Ildar Alekperov

Personal information
- Full name: Ildar Ruslan ogly Alekperov
- Date of birth: 27 April 2001 (age 24)
- Place of birth: Saint Petersburg, Russia
- Height: 1.74 m (5 ft 9 in)
- Position(s): Midfielder

Team information
- Current team: Alay
- Number: 18

Youth career
- Zenit St.
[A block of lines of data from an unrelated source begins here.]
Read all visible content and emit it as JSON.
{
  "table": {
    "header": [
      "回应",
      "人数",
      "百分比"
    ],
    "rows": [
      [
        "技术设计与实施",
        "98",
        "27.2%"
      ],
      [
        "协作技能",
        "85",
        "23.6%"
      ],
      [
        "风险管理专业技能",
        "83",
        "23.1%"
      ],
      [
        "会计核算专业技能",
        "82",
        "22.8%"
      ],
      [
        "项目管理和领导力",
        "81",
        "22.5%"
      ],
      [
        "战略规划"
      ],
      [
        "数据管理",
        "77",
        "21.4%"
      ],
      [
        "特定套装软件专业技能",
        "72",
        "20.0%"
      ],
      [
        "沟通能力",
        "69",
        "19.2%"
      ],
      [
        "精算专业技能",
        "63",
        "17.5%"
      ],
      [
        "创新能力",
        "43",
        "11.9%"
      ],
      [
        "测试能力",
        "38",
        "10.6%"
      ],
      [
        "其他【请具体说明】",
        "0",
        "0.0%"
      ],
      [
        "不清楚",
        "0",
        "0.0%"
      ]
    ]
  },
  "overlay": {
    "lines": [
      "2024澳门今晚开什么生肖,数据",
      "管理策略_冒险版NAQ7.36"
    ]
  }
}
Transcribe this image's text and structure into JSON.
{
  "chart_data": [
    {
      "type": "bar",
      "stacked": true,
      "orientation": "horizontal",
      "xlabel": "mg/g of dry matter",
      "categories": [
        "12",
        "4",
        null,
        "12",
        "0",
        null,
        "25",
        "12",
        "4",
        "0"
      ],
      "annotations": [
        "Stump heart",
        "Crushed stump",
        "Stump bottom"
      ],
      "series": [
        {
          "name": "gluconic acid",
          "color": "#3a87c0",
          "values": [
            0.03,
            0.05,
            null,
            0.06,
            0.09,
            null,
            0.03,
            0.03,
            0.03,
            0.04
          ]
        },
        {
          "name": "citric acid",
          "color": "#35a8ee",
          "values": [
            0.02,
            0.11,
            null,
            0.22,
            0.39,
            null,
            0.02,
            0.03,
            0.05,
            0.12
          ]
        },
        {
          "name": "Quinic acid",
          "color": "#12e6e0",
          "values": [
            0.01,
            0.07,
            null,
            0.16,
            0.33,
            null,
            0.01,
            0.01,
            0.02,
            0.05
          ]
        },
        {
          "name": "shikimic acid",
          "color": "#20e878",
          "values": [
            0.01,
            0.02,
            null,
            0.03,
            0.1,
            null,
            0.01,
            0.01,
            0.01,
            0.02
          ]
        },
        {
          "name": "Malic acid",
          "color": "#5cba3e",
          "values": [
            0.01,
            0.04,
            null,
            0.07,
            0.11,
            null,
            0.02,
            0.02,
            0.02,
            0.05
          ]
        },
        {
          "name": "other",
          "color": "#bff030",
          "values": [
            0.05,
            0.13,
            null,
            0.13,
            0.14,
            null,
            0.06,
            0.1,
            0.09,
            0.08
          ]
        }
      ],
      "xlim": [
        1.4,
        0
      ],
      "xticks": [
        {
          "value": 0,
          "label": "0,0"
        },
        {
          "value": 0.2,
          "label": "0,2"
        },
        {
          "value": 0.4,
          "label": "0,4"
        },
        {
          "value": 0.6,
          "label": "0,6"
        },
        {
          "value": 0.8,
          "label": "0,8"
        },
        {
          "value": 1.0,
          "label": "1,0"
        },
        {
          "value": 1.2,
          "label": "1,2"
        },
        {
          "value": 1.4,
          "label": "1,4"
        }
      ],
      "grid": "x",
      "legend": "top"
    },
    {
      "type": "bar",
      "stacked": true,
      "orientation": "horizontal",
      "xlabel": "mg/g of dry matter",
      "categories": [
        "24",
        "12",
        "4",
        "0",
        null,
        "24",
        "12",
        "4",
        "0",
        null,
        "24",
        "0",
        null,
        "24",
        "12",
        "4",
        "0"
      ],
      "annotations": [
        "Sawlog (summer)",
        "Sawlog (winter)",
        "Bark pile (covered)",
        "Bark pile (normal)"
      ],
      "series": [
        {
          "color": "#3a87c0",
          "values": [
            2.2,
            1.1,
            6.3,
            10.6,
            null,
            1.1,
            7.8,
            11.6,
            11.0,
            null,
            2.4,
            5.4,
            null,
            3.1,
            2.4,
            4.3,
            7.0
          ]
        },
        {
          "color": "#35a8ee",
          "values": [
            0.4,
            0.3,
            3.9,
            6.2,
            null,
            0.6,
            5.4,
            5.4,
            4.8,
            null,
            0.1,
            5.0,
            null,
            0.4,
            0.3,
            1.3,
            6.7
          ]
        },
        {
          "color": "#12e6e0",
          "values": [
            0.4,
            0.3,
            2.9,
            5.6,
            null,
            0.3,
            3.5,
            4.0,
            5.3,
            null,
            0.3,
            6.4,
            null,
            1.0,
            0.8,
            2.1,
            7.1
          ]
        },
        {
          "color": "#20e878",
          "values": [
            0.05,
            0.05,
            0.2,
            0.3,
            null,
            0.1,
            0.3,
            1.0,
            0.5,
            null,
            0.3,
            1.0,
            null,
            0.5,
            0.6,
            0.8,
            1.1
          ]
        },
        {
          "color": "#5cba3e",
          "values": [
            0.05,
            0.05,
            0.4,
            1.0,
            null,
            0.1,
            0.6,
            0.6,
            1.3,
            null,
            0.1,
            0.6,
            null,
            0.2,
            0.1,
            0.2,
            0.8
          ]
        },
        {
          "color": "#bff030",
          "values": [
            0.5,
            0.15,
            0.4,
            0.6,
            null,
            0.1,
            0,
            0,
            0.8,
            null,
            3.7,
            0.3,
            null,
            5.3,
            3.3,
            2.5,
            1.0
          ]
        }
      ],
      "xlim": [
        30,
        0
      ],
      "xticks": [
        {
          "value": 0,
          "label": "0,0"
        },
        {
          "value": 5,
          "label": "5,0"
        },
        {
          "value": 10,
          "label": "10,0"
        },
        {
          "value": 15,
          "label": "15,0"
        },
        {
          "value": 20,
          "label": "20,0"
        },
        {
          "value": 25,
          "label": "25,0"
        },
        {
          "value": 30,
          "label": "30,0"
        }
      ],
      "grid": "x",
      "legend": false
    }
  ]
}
Petersburg

Senior career*
- Years: Team / Apps / (Gls)
- 2019–2020: Strogino Moscow / 24 / (3)
- 2020–2021: Neftekhimik Nizhnekamsk / 6 / (0)
- 2021–2024: Sabah / 30 / (0)
- 2024: → Araz-Naxçıvan (loan) / 8 / (0)
- 2024–2025: Zira / 3 / (0)
- 2025–: Alay / 13 / (2)

International career^{‡}
- 2021–2022: Azerbaijan U21 / 9 / (1)

= Ildar Alekperov =

Russian footballer

Ildar Ruslan ogly Alekperov (İldar Ruslan oğlu Ələkbərov; Ильдар Руслан оглы Алекперов; born 27 April 2001) is a professional footballer for Alay.

==Club career==
He made his debut in the Russian Football National League for FC Neftekhimik Nizhnekamsk on 28 October 2020 in a game against FC Krasnodar-2. He substituted Ilya Petrov in the 64th minute.

===Sabah===
On 2 August 2021, Sabah announced the signing of Alekperov to a three-year contract.

On 10 January 2024, Alekperov joined Araz-Naxçıvan on loan for the remainder of the 2023–24 season.

===Zira===
On 10 September 2024, Zira announced the signing of Alekperov to a two-year contract, with the option of an additional year.